Firmando il Codice, ci siamo impegnati anche a svolgere un ruolo nell’educazione, cioè a sensibilizzare le persone sui concetti astratti di benessere animale e a dar loro sostanza.

Ecco perché, ad esempio, è stata condotta la tanto citata ricerca, per vedere cosa sanno e cosa pensano i nostri consumatori sul benessere degli animali in questo caso, per vedere dove potrebbero mancare le loro conoscenze. E, naturalmente, questo è in parte il motivo per cui questo blog viene scritto, perché un consumatore più informato fa scelte più informate quando effettua un acquisto e, a lungo termine, tali scelte possono avere un impatto positivo sulla propria salute e aiutare a proteggere l’ambiente.

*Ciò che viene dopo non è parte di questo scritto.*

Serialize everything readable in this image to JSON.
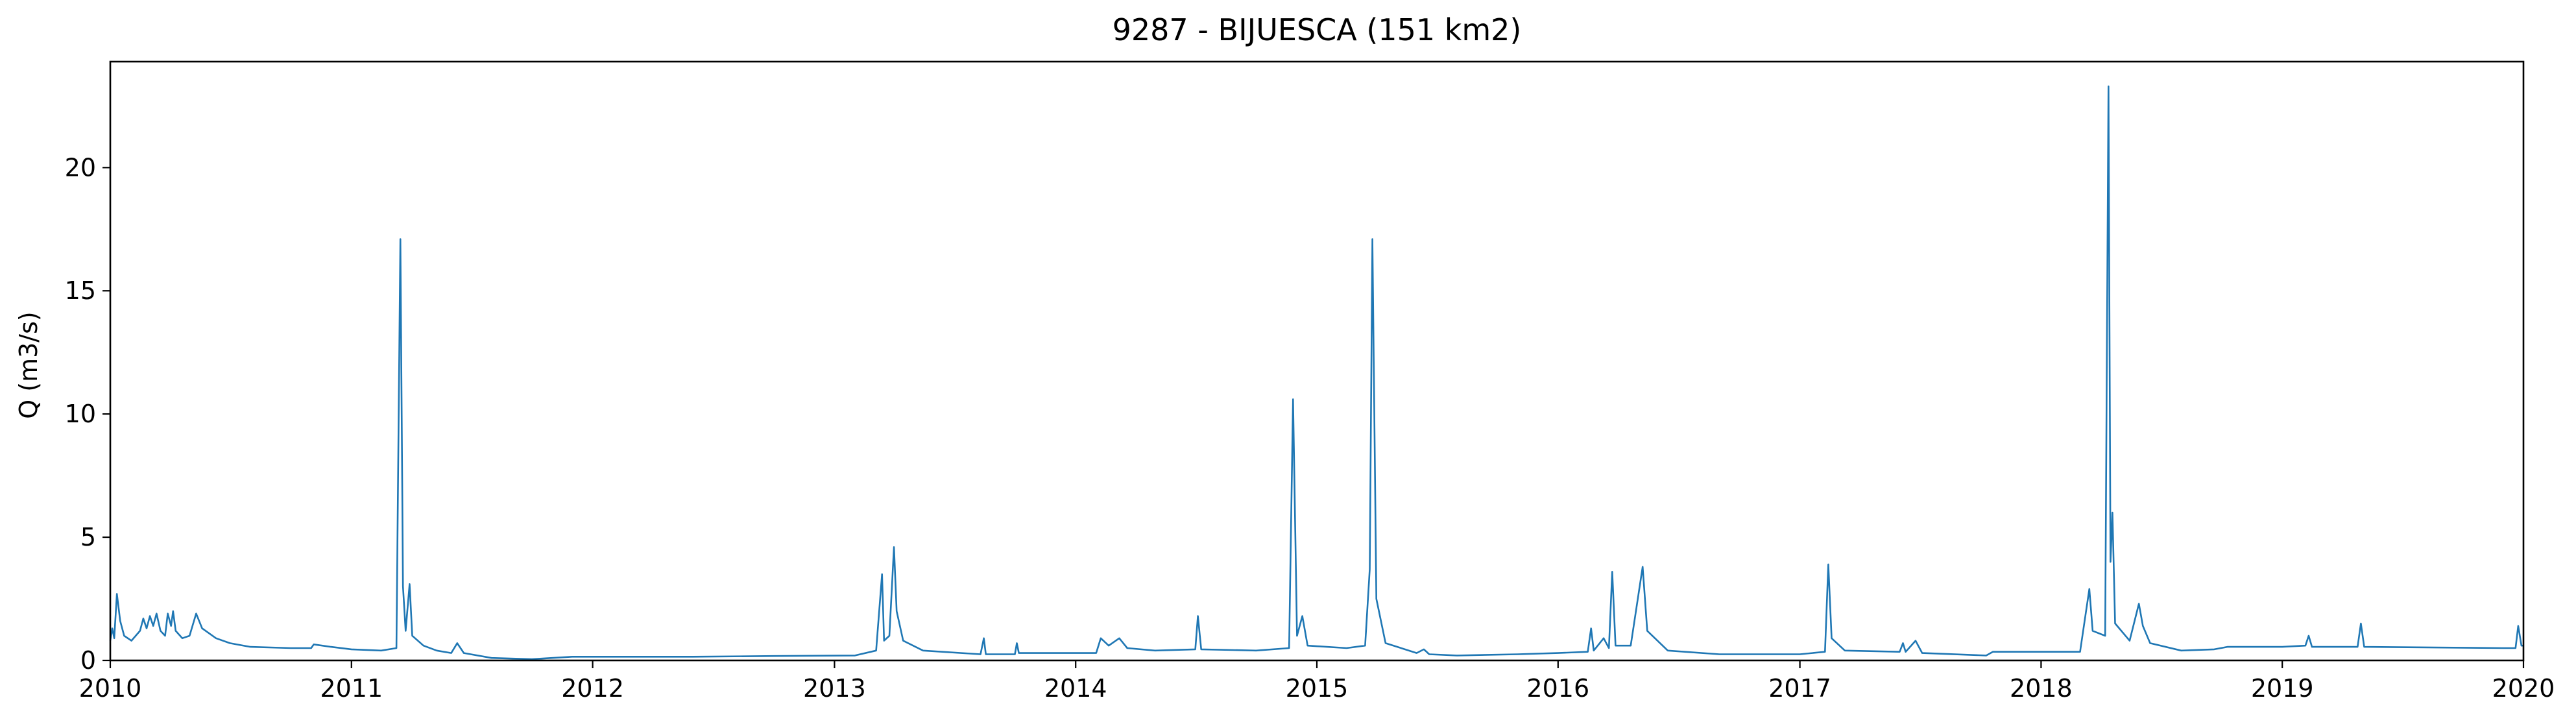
{
  "chart_data": {
    "type": "line",
    "title": "9287 - BIJUESCA (151 km2)",
    "xlabel": "",
    "ylabel": "Q (m3/s)",
    "xlim": [
      "2010-01-01",
      "2020-01-01"
    ],
    "ylim": [
      0,
      24.3
    ],
    "x_ticks": [
      "2010",
      "2011",
      "2012",
      "2013",
      "2014",
      "2015",
      "2016",
      "2017",
      "2018",
      "2019",
      "2020"
    ],
    "y_ticks": [
      0,
      5,
      10,
      15,
      20
    ],
    "grid": false,
    "legend": "none",
    "series": [
      {
        "color": "#1f77b4",
        "points": [
          [
            "2010-01-01",
            0.8
          ],
          [
            "2010-01-04",
            1.3
          ],
          [
            "2010-01-07",
            0.9
          ],
          [
            "2010-01-11",
            2.7
          ],
          [
            "2010-01-16",
            1.6
          ],
          [
            "2010-01-22",
            1.0
          ],
          [
            "2010-02-02",
            0.8
          ],
          [
            "2010-02-15",
            1.2
          ],
          [
            "2010-02-20",
            1.7
          ],
          [
            "2010-02-25",
            1.3
          ],
          [
            "2010-03-02",
            1.8
          ],
          [
            "2010-03-07",
            1.4
          ],
          [
            "2010-03-12",
            1.9
          ],
          [
            "2010-03-18",
            1.2
          ],
          [
            "2010-03-25",
            1.0
          ],
          [
            "2010-03-29",
            1.9
          ],
          [
            "2010-04-03",
            1.4
          ],
          [
            "2010-04-06",
            2.0
          ],
          [
            "2010-04-10",
            1.2
          ],
          [
            "2010-04-20",
            0.9
          ],
          [
            "2010-05-01",
            1.0
          ],
          [
            "2010-05-11",
            1.9
          ],
          [
            "2010-05-20",
            1.3
          ],
          [
            "2010-06-10",
            0.9
          ],
          [
            "2010-07-01",
            0.7
          ],
          [
            "2010-08-01",
            0.55
          ],
          [
            "2010-10-01",
            0.5
          ],
          [
            "2010-11-01",
            0.5
          ],
          [
            "2010-11-05",
            0.65
          ],
          [
            "2010-12-01",
            0.55
          ],
          [
            "2011-01-01",
            0.45
          ],
          [
            "2011-02-15",
            0.4
          ],
          [
            "2011-03-10",
            0.5
          ],
          [
            "2011-03-16",
            17.1
          ],
          [
            "2011-03-20",
            3.0
          ],
          [
            "2011-03-24",
            1.2
          ],
          [
            "2011-03-30",
            3.1
          ],
          [
            "2011-04-03",
            1.0
          ],
          [
            "2011-04-20",
            0.6
          ],
          [
            "2011-05-10",
            0.4
          ],
          [
            "2011-06-01",
            0.3
          ],
          [
            "2011-06-10",
            0.7
          ],
          [
            "2011-06-20",
            0.3
          ],
          [
            "2011-08-01",
            0.1
          ],
          [
            "2011-10-01",
            0.05
          ],
          [
            "2011-12-01",
            0.15
          ],
          [
            "2012-06-01",
            0.15
          ],
          [
            "2012-10-01",
            0.18
          ],
          [
            "2013-02-01",
            0.2
          ],
          [
            "2013-03-05",
            0.4
          ],
          [
            "2013-03-14",
            3.5
          ],
          [
            "2013-03-17",
            0.8
          ],
          [
            "2013-03-25",
            1.0
          ],
          [
            "2013-04-01",
            4.6
          ],
          [
            "2013-04-05",
            2.0
          ],
          [
            "2013-04-15",
            0.8
          ],
          [
            "2013-05-15",
            0.4
          ],
          [
            "2013-08-10",
            0.25
          ],
          [
            "2013-08-15",
            0.9
          ],
          [
            "2013-08-18",
            0.25
          ],
          [
            "2013-10-01",
            0.25
          ],
          [
            "2013-10-04",
            0.7
          ],
          [
            "2013-10-07",
            0.3
          ],
          [
            "2014-02-01",
            0.3
          ],
          [
            "2014-02-08",
            0.9
          ],
          [
            "2014-02-20",
            0.6
          ],
          [
            "2014-03-08",
            0.9
          ],
          [
            "2014-03-20",
            0.5
          ],
          [
            "2014-05-01",
            0.4
          ],
          [
            "2014-07-01",
            0.45
          ],
          [
            "2014-07-05",
            1.8
          ],
          [
            "2014-07-10",
            0.45
          ],
          [
            "2014-10-01",
            0.4
          ],
          [
            "2014-11-20",
            0.5
          ],
          [
            "2014-11-26",
            10.6
          ],
          [
            "2014-12-02",
            1.0
          ],
          [
            "2014-12-10",
            1.8
          ],
          [
            "2014-12-18",
            0.6
          ],
          [
            "2015-02-15",
            0.5
          ],
          [
            "2015-03-15",
            0.6
          ],
          [
            "2015-03-22",
            3.7
          ],
          [
            "2015-03-26",
            17.1
          ],
          [
            "2015-04-01",
            2.5
          ],
          [
            "2015-04-15",
            0.7
          ],
          [
            "2015-06-01",
            0.3
          ],
          [
            "2015-06-12",
            0.45
          ],
          [
            "2015-06-20",
            0.25
          ],
          [
            "2015-08-01",
            0.2
          ],
          [
            "2015-11-01",
            0.25
          ],
          [
            "2016-01-01",
            0.3
          ],
          [
            "2016-02-15",
            0.35
          ],
          [
            "2016-02-20",
            1.3
          ],
          [
            "2016-02-24",
            0.4
          ],
          [
            "2016-03-10",
            0.9
          ],
          [
            "2016-03-18",
            0.5
          ],
          [
            "2016-03-23",
            3.6
          ],
          [
            "2016-03-28",
            0.6
          ],
          [
            "2016-04-20",
            0.6
          ],
          [
            "2016-05-08",
            3.8
          ],
          [
            "2016-05-15",
            1.2
          ],
          [
            "2016-06-15",
            0.4
          ],
          [
            "2016-09-01",
            0.25
          ],
          [
            "2017-01-01",
            0.25
          ],
          [
            "2017-02-08",
            0.35
          ],
          [
            "2017-02-13",
            3.9
          ],
          [
            "2017-02-18",
            0.9
          ],
          [
            "2017-03-10",
            0.4
          ],
          [
            "2017-06-01",
            0.35
          ],
          [
            "2017-06-06",
            0.7
          ],
          [
            "2017-06-10",
            0.35
          ],
          [
            "2017-06-25",
            0.8
          ],
          [
            "2017-07-05",
            0.3
          ],
          [
            "2017-10-10",
            0.2
          ],
          [
            "2017-10-20",
            0.35
          ],
          [
            "2018-03-01",
            0.35
          ],
          [
            "2018-03-15",
            2.9
          ],
          [
            "2018-03-20",
            1.2
          ],
          [
            "2018-04-08",
            1.0
          ],
          [
            "2018-04-13",
            23.3
          ],
          [
            "2018-04-16",
            4.0
          ],
          [
            "2018-04-19",
            6.0
          ],
          [
            "2018-04-23",
            1.5
          ],
          [
            "2018-05-15",
            0.8
          ],
          [
            "2018-05-29",
            2.3
          ],
          [
            "2018-06-04",
            1.4
          ],
          [
            "2018-06-15",
            0.7
          ],
          [
            "2018-08-01",
            0.4
          ],
          [
            "2018-09-20",
            0.45
          ],
          [
            "2018-10-10",
            0.55
          ],
          [
            "2019-01-01",
            0.55
          ],
          [
            "2019-02-05",
            0.6
          ],
          [
            "2019-02-10",
            1.0
          ],
          [
            "2019-02-15",
            0.55
          ],
          [
            "2019-04-25",
            0.55
          ],
          [
            "2019-04-30",
            1.5
          ],
          [
            "2019-05-05",
            0.55
          ],
          [
            "2019-12-01",
            0.5
          ],
          [
            "2019-12-20",
            0.5
          ],
          [
            "2019-12-24",
            1.4
          ],
          [
            "2019-12-29",
            0.6
          ],
          [
            "2020-01-01",
            0.6
          ]
        ]
      }
    ]
  }
}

Dobbiamo lavorare con i nostri consumatori in questo viaggio. Noi, come azienda, essendo trasparenti, ponendoci costantemente domande, per innovazioni di prodotto e di fabbricazione che tengano conto dell’ambiente e della salute umana; e i consumatori non cadendo per le promozioni e guardando le etichette sui prodotti per controllare, ad esempio, il contenuto di carne di un prodotto, e pensando da dove proviene, da dove è stato prodotto e infine inserendolo nel carrello della spesa, ovvero effettuando un acquisto consapevole.